Le terme « Legaltech », utilisé depuis le début des années 2000, désigne une entreprise qui utilise la technologie pour repenser les services juridiques, en permettant notamment leur automatisation. L’un des objectifs ultimes de ces entreprises est la création d’un marché du droit reposant sur une justice de nature prédictive.
D’après la formule d’un grand professeur de droit, il s’agit de « tenter de prédire avec le moins d’incertitude possible ce que sera la réponse de la juridiction X quand elle est confrontée au cas Y » grâce au Big Data, c’est-à-dire l’utilisation et le croisement des données fournies par l’ensemble des décisions de justice.

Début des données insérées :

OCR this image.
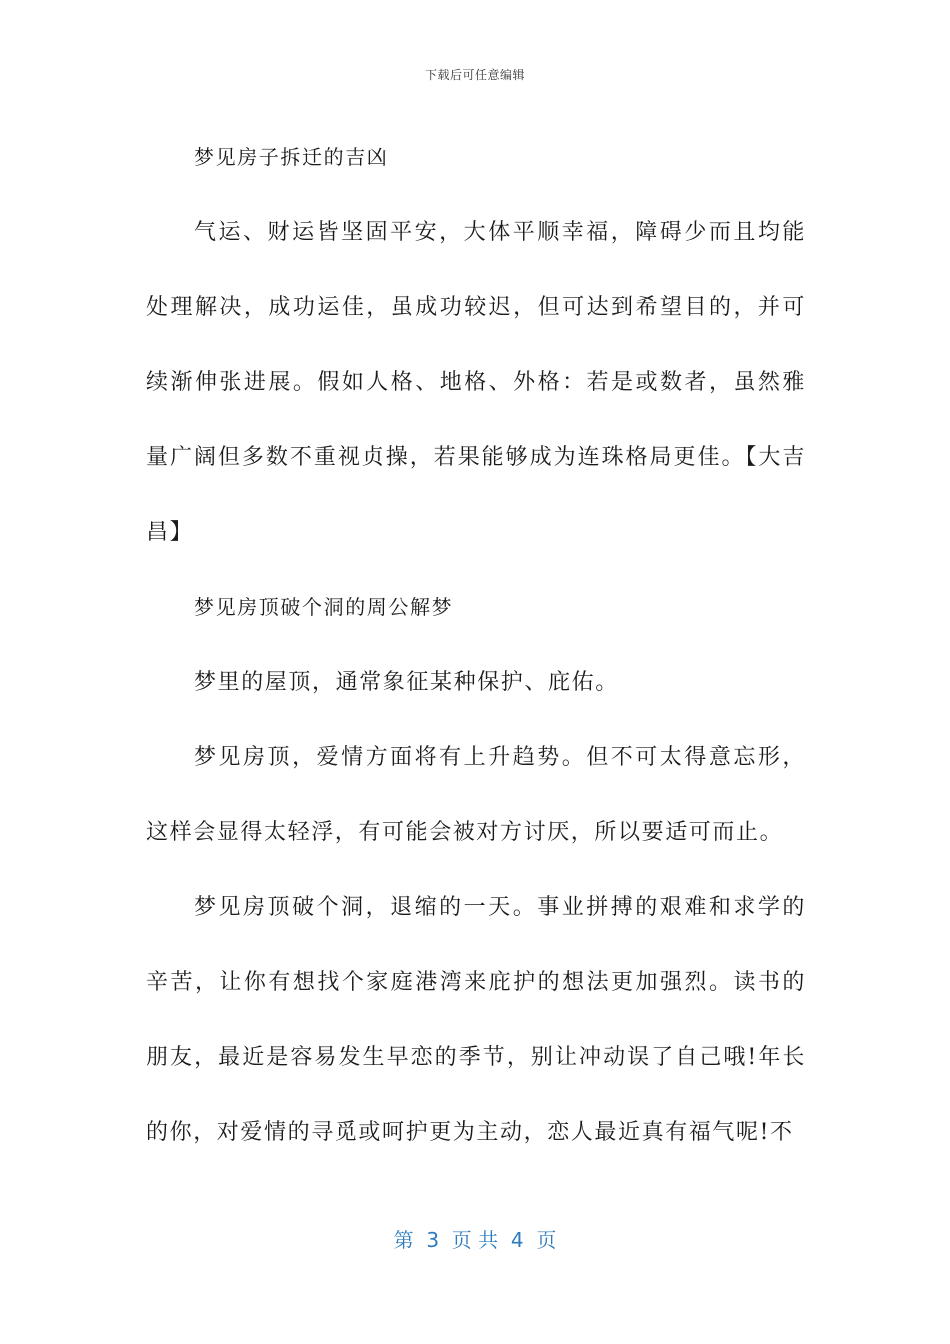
下载后可任意编辑

梦见房子拆迁的吉凶

气运、财运皆坚固平安，大体平顺幸福，障碍少而且均能处理解决，成功运佳，虽成功较迟，但可达到希望目的，并可续渐伸张进展。假如人格、地格、外格：若是或数者，虽然雅量广阔但多数不重视贞操，若果能够成为连珠格局更佳。【大吉昌】

梦见房顶破个洞的周公解梦

梦里的屋顶，通常象征某种保护、庇佑。

梦见房顶，爱情方面将有上升趋势。但不可太得意忘形，这样会显得太轻浮，有可能会被对方讨厌，所以要适可而止。

梦见房顶破个洞，退缩的一天。事业拼搏的艰难和求学的辛苦，让你有想找个家庭港湾来庇护的想法更加强烈。读书的朋友，最近是容易发生早恋的季节，别让冲动误了自己哦!年长的你，对爱情的寻觅或呵护更为主动，恋人最近真有福气呢!不

第  3  页 共  4  页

Ces nouveaux outils permettent notamment d’établir des statistiques sur les chances de succès d’une procédure judiciaire, de faire une prévision sur le montant des indemnités qu’il est possible de recevoir, et les éléments, de fait ou de droit, qui ont le plus de chance de convaincre les juges de telle ou telle juridiction. Inversement, il est possible de calculer le risque de se faire condamner ainsi que le montant des indemnités qu’il conviendra de verser.

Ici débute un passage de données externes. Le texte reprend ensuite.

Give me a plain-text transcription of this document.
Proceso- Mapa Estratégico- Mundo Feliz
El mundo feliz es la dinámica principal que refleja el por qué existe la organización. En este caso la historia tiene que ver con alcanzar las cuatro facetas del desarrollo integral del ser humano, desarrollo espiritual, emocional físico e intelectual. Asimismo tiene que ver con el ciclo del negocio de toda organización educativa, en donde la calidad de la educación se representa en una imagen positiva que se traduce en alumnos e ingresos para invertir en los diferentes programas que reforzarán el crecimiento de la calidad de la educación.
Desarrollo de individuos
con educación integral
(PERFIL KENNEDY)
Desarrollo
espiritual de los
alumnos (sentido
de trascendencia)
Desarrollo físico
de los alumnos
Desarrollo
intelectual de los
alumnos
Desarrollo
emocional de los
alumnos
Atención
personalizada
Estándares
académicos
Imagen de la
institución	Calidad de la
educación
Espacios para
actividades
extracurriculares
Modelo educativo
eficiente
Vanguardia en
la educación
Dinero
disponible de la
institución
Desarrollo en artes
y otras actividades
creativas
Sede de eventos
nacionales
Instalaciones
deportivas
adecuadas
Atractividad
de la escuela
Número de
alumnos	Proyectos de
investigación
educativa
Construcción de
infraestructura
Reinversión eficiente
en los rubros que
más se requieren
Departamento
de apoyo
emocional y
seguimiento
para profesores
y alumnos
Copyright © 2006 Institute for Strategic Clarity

La matière première de ces entreprises est ainsi constituée par les décisions de justice, que les Legaltechs doivent compiler dans d’énormes banques de données. Toutefois jusqu’à présent, lesdites décisions de justice ne leur étaient pas librement accessibles. En cause, l’insurrection des greffes des tribunaux qui ont argué du fait qu’ils « n’ont pas vocation à se substituer aux éditeurs juridiques, sauf à nuire à la continuité du service public de la Justice ». La loi pour une République numérique du 7 octobre 2016 autorise un accès libre et gratuit à l’ensemble des décisions rendues par les juridictions françaises.
Les juges ont ainsi donné raison aux Legaltechs et enjoignent les greffes à fournir les décisions qui leur sont demandées, sous réserve de les anonymiser.

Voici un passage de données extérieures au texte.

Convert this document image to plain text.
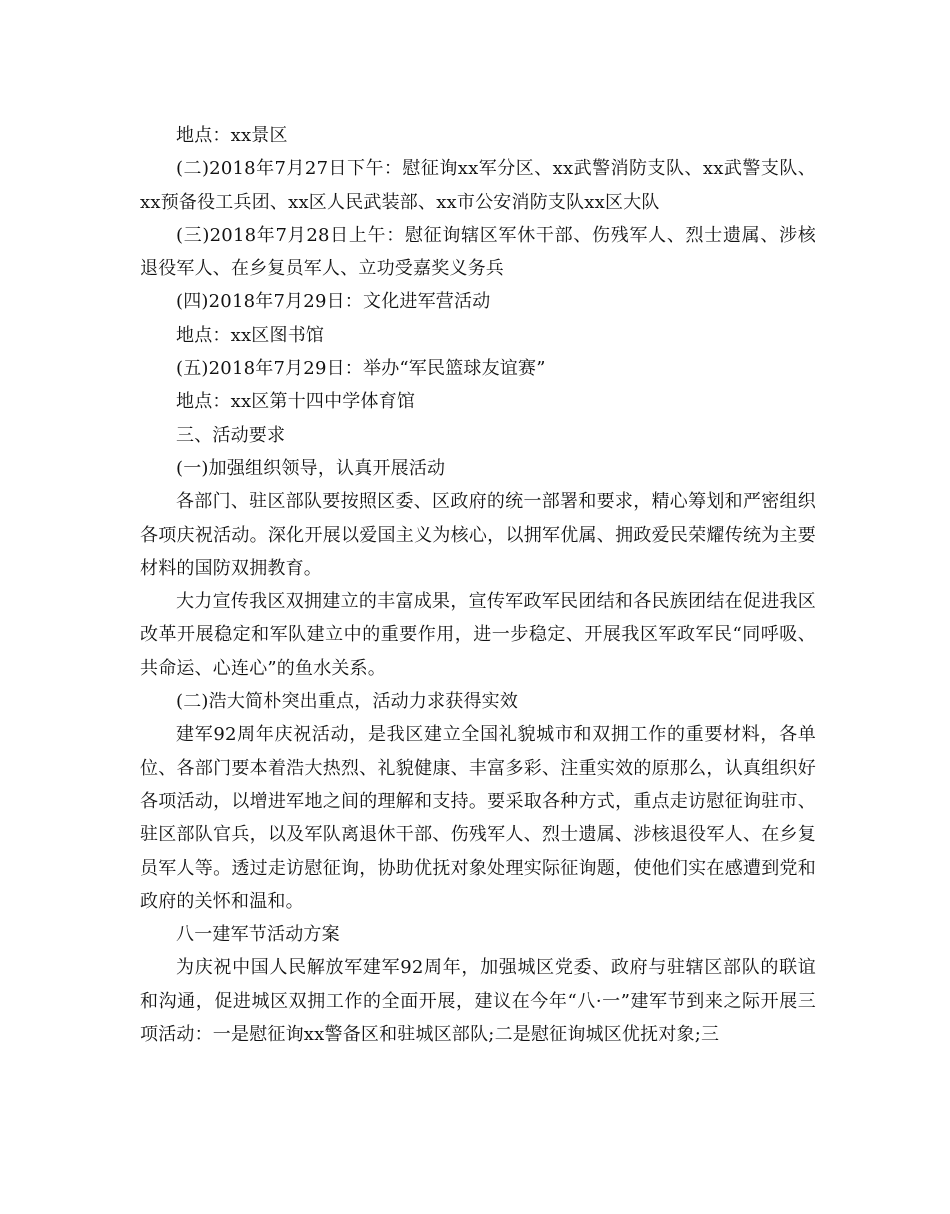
地点：xx景区

(二)2018年7月27日下午：慰征询xx军分区、xx武警消防支队、xx武警支队、xx预备役工兵团、xx区人民武装部、xx市公安消防支队xx区大队

(三)2018年7月28日上午：慰征询辖区军休干部、伤残军人、烈士遗属、涉核退役军人、在乡复员军人、立功受嘉奖义务兵

(四)2018年7月29日：文化进军营活动

地点：xx区图书馆

(五)2018年7月29日：举办“军民篮球友谊赛”

地点：xx区第十四中学体育馆

三、活动要求

(一)加强组织领导，认真开展活动

各部门、驻区部队要按照区委、区政府的统一部署和要求，精心筹划和严密组织各项庆祝活动。深化开展以爱国主义为核心，以拥军优属、拥政爱民荣耀传统为主要材料的国防双拥教育。

大力宣传我区双拥建立的丰富成果，宣传军政军民团结和各民族团结在促进我区改革开展稳定和军队建立中的重要作用，进一步稳定、开展我区军政军民“同呼吸、共命运、心连心”的鱼水关系。

(二)浩大简朴突出重点，活动力求获得实效

建军92周年庆祝活动，是我区建立全国礼貌城市和双拥工作的重要材料，各单位、各部门要本着浩大热烈、礼貌健康、丰富多彩、注重实效的原那么，认真组织好各项活动，以增进军地之间的理解和支持。要采取各种方式，重点走访慰征询驻市、驻区部队官兵，以及军队离退休干部、伤残军人、烈士遗属、涉核退役军人、在乡复员军人等。透过走访慰征询，协助优抚对象处理实际征询题，使他们实在感遭到党和政府的关怀和温和。

八一建军节活动方案

为庆祝中国人民解放军建军92周年，加强城区党委、政府与驻辖区部队的联谊和沟通，促进城区双拥工作的全面开展，建议在今年“八·一”建军节到来之际开展三项活动：一是慰征询xx警备区和驻城区部队;二是慰征询城区优抚对象;三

A noter que le projet de loi de programmation 2018-2022 de la réforme pour la justice, actuellement en discussion au Parlement, réaffirme le principe de l’open data tout en ajoutant une limite en ce que les tiers pourront toujours demander copie des décisions de justice « sous réserve des demandes abusives, en particulier par leur nombre ou par leur caractère répétitif ou systématique ».
L’avenir de la justice prédictive n’est ainsi pas encore assuré en France, qui est en retard sur ce sujet. Aux États-Unis par exemple, certains juges vont même jusqu’à recourir à des algorithmes qui leur suggèrent la sanction à appliquer !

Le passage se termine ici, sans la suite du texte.